Rolling out the green carpet, legally speaking

Rolling out the green carpet, legally speaking

(Eric Allix Rogers)

A business calling itself green is not the news it used to be. That’s due in part to the prevalence of “greenwashing,” but it can also be taken as a sign that the movement to integrate environmental and business values has largely been successful.

Still entrepreneurs with an environmental bent sometimes face a difficult choice: become a corporation and risk compromising core beliefs for the sake of profit, or forgo incorporation and give up the all-important investment dollars that framework is designed to attract.

This month, however, Illinois became the first state in the Midwest to provide those companies another way: 12 businesses in the state have already registered as Benefit Corporations — companies with a stated purpose of providing a positive benefit to society and the environment. Unlike conventional corporations, whose directors are obligated first and foremost to pursue profit for their shareholders, Benefit Corporations take a “triple bottom line” approach, pursuing financial, social and environmental returns. The clothing company Patagonia and Vermont’s worker-owned King Arthur Flour are among the growing number of high-profile Benefit Corporations on tax rolls today.

“The corporate structure lets you communicate to the world that you stand for something,” said Steve Sherman, executive vice president of Chicago’s GreenChoice Bank, which makes loans to sustainable businesses and community-based initiatives. GreenChoice recently became the first bank in the nation to register as a benefit corporation. “Instead of just maximizing the short-term returns to shareholders, you can include other returns to other stakeholders.”

Illinois’ legislation was signed in August and took effect with the new year, adding Illinois to the ranks of California, New York and nine other states that allow Benefit Corporations. More states are expected to take steps toward their own legislation in 2013.

Twelve states currently allow the new corporate structure. (Courtesy

Benefit corporations are required to state their larger purpose in their articles of incorporation, and must publicly report their progress on those goals annually to a third-party certifier. That takes the structure beyond the common corporate practice of “corporate social responsibility,” or the boilerplate company mission statement. It shows that they “walk the walk,” Sherman said. The seal of approval could attract cash from “socially responsible investors,” a sizable and growing group. On the other hand, some lenders might raise interest rates for Benefit Corporations, in part to make up for the uncertainty involved with the extra step of verification.

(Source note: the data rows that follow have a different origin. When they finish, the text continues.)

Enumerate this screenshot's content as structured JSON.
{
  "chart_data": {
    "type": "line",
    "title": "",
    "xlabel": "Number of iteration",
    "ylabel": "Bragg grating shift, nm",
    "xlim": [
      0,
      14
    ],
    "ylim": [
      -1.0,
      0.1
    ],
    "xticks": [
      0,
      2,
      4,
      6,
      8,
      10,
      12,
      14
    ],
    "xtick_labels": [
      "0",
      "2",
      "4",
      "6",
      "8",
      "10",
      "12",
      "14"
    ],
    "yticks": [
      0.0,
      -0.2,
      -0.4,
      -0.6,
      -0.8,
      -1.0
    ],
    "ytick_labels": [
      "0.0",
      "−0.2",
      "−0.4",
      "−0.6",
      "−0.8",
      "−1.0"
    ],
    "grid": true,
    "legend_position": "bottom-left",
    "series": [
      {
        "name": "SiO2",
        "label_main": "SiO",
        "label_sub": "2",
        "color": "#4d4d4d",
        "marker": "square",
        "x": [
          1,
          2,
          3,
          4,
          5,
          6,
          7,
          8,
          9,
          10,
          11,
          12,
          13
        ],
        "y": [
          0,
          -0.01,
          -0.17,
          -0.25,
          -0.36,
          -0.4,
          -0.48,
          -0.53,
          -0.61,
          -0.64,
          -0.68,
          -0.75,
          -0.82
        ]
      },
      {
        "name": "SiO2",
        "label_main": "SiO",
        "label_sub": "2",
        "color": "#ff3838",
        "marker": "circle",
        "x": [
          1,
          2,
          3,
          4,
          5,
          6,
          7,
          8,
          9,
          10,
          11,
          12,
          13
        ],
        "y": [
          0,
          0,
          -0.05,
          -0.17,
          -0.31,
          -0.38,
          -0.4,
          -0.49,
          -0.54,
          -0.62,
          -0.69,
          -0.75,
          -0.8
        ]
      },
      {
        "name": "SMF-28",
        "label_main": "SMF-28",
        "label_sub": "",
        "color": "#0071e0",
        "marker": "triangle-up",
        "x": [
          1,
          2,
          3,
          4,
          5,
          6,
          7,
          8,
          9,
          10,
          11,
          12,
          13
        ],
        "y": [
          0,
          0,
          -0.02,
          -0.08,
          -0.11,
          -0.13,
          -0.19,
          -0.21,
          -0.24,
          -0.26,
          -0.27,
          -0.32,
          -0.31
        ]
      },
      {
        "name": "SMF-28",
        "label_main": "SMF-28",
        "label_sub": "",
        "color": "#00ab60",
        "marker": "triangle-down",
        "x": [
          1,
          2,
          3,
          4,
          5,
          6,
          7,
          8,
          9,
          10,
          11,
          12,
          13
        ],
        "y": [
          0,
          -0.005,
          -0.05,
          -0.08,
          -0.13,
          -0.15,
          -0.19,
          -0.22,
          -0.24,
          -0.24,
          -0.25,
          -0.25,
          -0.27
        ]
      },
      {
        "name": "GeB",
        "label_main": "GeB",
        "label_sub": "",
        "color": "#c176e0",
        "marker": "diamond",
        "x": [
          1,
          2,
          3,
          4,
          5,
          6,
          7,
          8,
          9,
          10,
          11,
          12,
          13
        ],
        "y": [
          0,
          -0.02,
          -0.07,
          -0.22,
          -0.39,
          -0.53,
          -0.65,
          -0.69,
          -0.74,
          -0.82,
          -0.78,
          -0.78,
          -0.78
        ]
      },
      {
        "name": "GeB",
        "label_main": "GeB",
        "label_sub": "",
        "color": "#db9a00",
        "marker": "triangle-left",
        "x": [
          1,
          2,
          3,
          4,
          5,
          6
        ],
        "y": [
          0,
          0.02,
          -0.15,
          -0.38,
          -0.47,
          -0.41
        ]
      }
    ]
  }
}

The new structure also gives a company’s mission a bit more staying power. Say a Benefit Corporation is acquired by a conventionally structured company. The articles of incorporation, which include the benefit corporation’s stated purpose, survive the acquisition.

The socially conscious Vermonters behind Ben & Jerry’s were famously forced to sell their ice cream empire to Unilever, when the international food conglomerate offered to buy them out in 2000. Corporate doctrine and legal precedent made the deal one that Ben & Jerry literally could not refuse — at least when justified in terms other than shareholder benefits. (The brand’s social and environmental mission ended up surviving the acquisition, but at the time its owners did not want to sell.) Had they been a Benefit Corporation, however, they would have had more latitude to consider societal benefits when making business decisions and likely would have declined the offer.

Shareholders are hardly irrelevant in Benefit Corporations. In fact, if shareholders and directors of a Benefit Corporation have believe the company isn’t fulfilling its mission, they can compel the leadership to prove it. If the company fails, it reverts back to being a regular corporation with normal duties to its shareholders. The logistics of such details may have to be worked out in the legal system, which hasn’t yet considered many cases from these new corporate entities.

Some worry the triple bottom line could become a crutch used to justify a subpar corporation’s poor quarterly performance. Profit is still the lifeblood of any private enterprise, however, and underperforming companies aren’t likely to last much longer as Benefit Corporations than they would under a conventional corporate structure.